Беда пришла к Валерику совершенно неожиданно, как обухом по голове ударила. И случилось это имена тогда, когда он ждал от жызни совершенно противоположного.
Около года назад он женился на женщине, которую любил, любил так, как только может любить 20-летний пацан, встретивший свою мечту – а именно такой Ленка и была. Красивая, нежная, неглупая, любящая и с благодарностью принимающая его любовь… Через 2 дня после встречи они уже ночевали вместе, а через 3 месяца уже сыграли свадьбу. Свадьба была достаточно скромной, но тем не мере денег Валерику у дальних родственников пришлось подзанять – близкие же сами были небогаты весьма. И вот, через 2 месяца медовой молодожёнской идиллии необходимость отдавать долги набатом загудела над Валерика головой.
И тут как раз подвернулся случай – один состоятельный мужык из областного центра, посмотрев как-то на валерикову лепную работу на потолке в местном армянском ресторане (благо и умения и таланта хватило-бы на 3их), нанял его на отделку своих 5-комнатных хором в бывшем обкомовском доме. При чём сразу дал хороший задаток. И, скрепя сердце, Валерик оставил жену и подался в большой город…
Работы было и без того много, а в последние месяцы он особенно ушёл с головой в дело – хотелось побыстрее вернуцца домой. Поэтому перезванивались с Ленкой не часто – не хотелось будить её ночными звонками, а днём звонить было некогда, да и не откуда. И вот, настал долгожданный момент, заказчик принял работу, остался доволен, даже доложил сверху обещанного $100 – дело не частое, и Валерик отбыл домой. И вот тут то…

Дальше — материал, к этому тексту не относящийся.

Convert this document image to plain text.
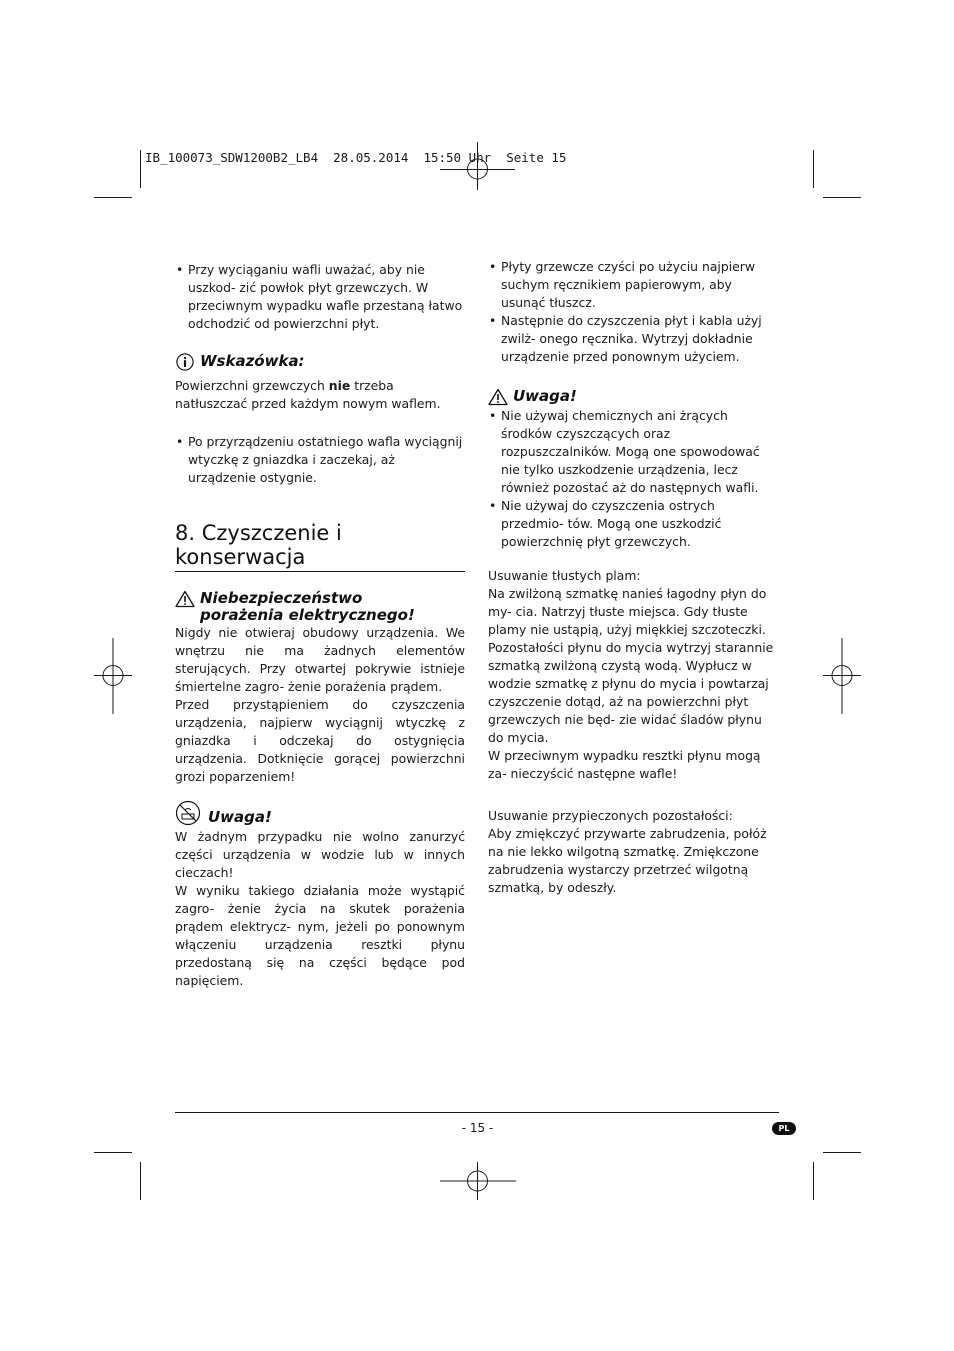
IB_100073_SDW1200B2_LB4  28.05.2014  15:50 Uhr  Seite 15
• Przy wyciąganiu wafli uważać, aby nie uszkod- zić powłok płyt grzewczych. W przeciwnym wypadku wafle przestaną łatwo odchodzić od powierzchni płyt.
Wskazówka:
Powierzchni grzewczych nie trzeba natłuszczać przed każdym nowym waflem.
• Po przyrządzeniu ostatniego wafla wyciągnij wtyczkę z gniazdka i zaczekaj, aż urządzenie ostygnie.
8. Czyszczenie i konserwacja
Niebezpieczeństwo
porażenia elektrycznego!
Nigdy nie otwieraj obudowy urządzenia. We wnętrzu nie ma żadnych elementów sterujących. Przy otwartej pokrywie istnieje śmiertelne zagro- żenie porażenia prądem.
Przed przystąpieniem do czyszczenia urządzenia, najpierw wyciągnij wtyczkę z gniazdka i odczekaj do ostygnięcia urządzenia. Dotknięcie gorącej powierzchni grozi poparzeniem!
Uwaga!
W żadnym przypadku nie wolno zanurzyć części urządzenia w wodzie lub w innych cieczach!
W wyniku takiego działania może wystąpić zagro- żenie życia na skutek porażenia prądem elektrycz- nym, jeżeli po ponownym włączeniu urządzenia resztki płynu przedostaną się na części będące pod napięciem.
• Płyty grzewcze czyści po użyciu najpierw suchym ręcznikiem papierowym, aby usunąć tłuszcz.
• Następnie do czyszczenia płyt i kabla użyj zwilż- onego ręcznika. Wytrzyj dokładnie urządzenie przed ponownym użyciem.
Uwaga!
• Nie używaj chemicznych ani żrących środków czyszczących oraz rozpuszczalników. Mogą one spowodować nie tylko uszkodzenie urządzenia, lecz również pozostać aż do następnych wafli.
• Nie używaj do czyszczenia ostrych przedmio- tów. Mogą one uszkodzić powierzchnię płyt grzewczych.
Usuwanie tłustych plam:
Na zwilżoną szmatkę nanieś łagodny płyn do my- cia. Natrzyj tłuste miejsca. Gdy tłuste plamy nie ustąpią, użyj miękkiej szczoteczki.
Pozostałości płynu do mycia wytrzyj starannie szmatką zwilżoną czystą wodą. Wypłucz w wodzie szmatkę z płynu do mycia i powtarzaj czyszczenie dotąd, aż na powierzchni płyt grzewczych nie będ- zie widać śladów płynu do mycia.
W przeciwnym wypadku resztki płynu mogą za- nieczyścić następne wafle!
Usuwanie przypieczonych pozostałości:
Aby zmiękczyć przywarte zabrudzenia, połóż na nie lekko wilgotną szmatkę. Zmiękczone zabrudzenia wystarczy przetrzeć wilgotną szmatką, by odeszły.
- 15 -	PL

Когда он, сойдя с вечернего автобуса, позвонил в дверь, ему открыла… незнакомая, чужая женщина. То есть это была она, Ленка, но что-то в ней изменилось настолько, что Валерик аж не признал её в 1й момент. Она была какая-то чужая, холодная, с безразличными глазами. И так же безразлично сказала: входи… Повернулась и ушла вглубь квартиры.

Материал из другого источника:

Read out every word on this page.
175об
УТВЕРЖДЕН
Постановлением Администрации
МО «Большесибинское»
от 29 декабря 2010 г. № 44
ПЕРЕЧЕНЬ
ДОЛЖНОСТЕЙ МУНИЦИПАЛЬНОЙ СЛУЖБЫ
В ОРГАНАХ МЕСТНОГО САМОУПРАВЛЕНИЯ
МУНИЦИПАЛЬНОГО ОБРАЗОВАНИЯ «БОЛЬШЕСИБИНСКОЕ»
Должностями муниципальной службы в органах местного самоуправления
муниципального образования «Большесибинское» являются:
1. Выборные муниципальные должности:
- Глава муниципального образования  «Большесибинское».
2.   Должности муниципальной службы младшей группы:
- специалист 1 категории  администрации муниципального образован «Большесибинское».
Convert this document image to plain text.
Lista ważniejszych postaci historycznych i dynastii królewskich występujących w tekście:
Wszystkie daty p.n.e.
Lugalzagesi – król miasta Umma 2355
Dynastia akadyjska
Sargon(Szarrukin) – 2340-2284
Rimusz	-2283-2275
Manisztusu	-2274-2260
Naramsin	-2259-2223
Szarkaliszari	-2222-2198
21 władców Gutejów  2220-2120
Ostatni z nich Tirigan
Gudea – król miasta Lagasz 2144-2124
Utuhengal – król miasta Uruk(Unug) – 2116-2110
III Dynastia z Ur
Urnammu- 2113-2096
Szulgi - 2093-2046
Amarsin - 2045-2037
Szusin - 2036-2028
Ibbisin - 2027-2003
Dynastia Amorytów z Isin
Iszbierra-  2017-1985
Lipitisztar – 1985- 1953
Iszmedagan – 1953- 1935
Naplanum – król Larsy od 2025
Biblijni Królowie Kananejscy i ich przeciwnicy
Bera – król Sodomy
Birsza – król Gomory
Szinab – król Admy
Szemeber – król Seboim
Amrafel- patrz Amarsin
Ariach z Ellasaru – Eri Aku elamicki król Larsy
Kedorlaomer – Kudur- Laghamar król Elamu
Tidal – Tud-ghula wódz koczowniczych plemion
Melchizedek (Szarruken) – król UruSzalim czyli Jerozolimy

С этого момента вся личная жызнь Валерика начала стремительно катиться вниз… Он пытался понять, в чём перемена, и понял: во всём. Эта слегка располневшая темноволосая женщина, с холодными руками и пустыми глазами, с бесцветным голосом и отвратительной привычкой вытирать за столом грязные руки об скатерть – это ни коим образом не была его былая ласковая, любящая, озорная любимая… Невольно вспоминались поверья про злых духов, занимающих место вышедшей на прогулку во время сна души…
Первое время Валерик пытался было пробудить былую Ленку в постели. Но ебля толка особого недавала – жена была так же безразлична, а временами и пренебрежительна. Иногда вяло обнимала его своими пухлыми холодными руками – и ему казалось, что его тело обвили разбухшие руки утопленницы. С каждым разом секс удавался всё хуже и хуже, а один раз его хуй, раньше твёрдый, как черенок лопаты, и вовсе поник. Валерик слез с супруги и виновато посмотрел на неё. Она никак не отреагировала, глаза остались закрытыми. Мерное дыхание, с посапыванием… она просто спала. Больше попыток постельной близости с его стороны не было. С её стороны – тоже.
С течением времени Валерик всё больше замыкался в себе. Стал неразговорчив, задумчив, редко можно было увидеть его улыбающегося, с поднятой головой. Работу свою делал хорошо, но без увлечения. Пытавшиеся было развеселить его мужыки с работы, потерпев неудачу, бросили это гиблое дело. За ним закрепилась репутация чудака-нелюдима, эдакого тихого психа… Впрочем, он никому не мешал, работал хорошо, но и вперёд не лез. И если надо – всегда выручал страждущих 10кой на бутылку. Ему в глубине души сочуствовали, хотя и посмеивались порой за спиной.
Другой бы завёл бабу где-нить на стороне – но Валерику не нужна была другая, ему была нужна его любимая Ленка, та, которая была раньше, до отъезда на заработки. Блять, как же он теперь жалел об этом отъезде… Бухло тоже облегчения не приносило, а по утрам просыпацца было и вовсе тяжко, хоть в петлю лезь. А в петлю он не хотел – хотел жить, и жить щастливо, только не знал как это теперь…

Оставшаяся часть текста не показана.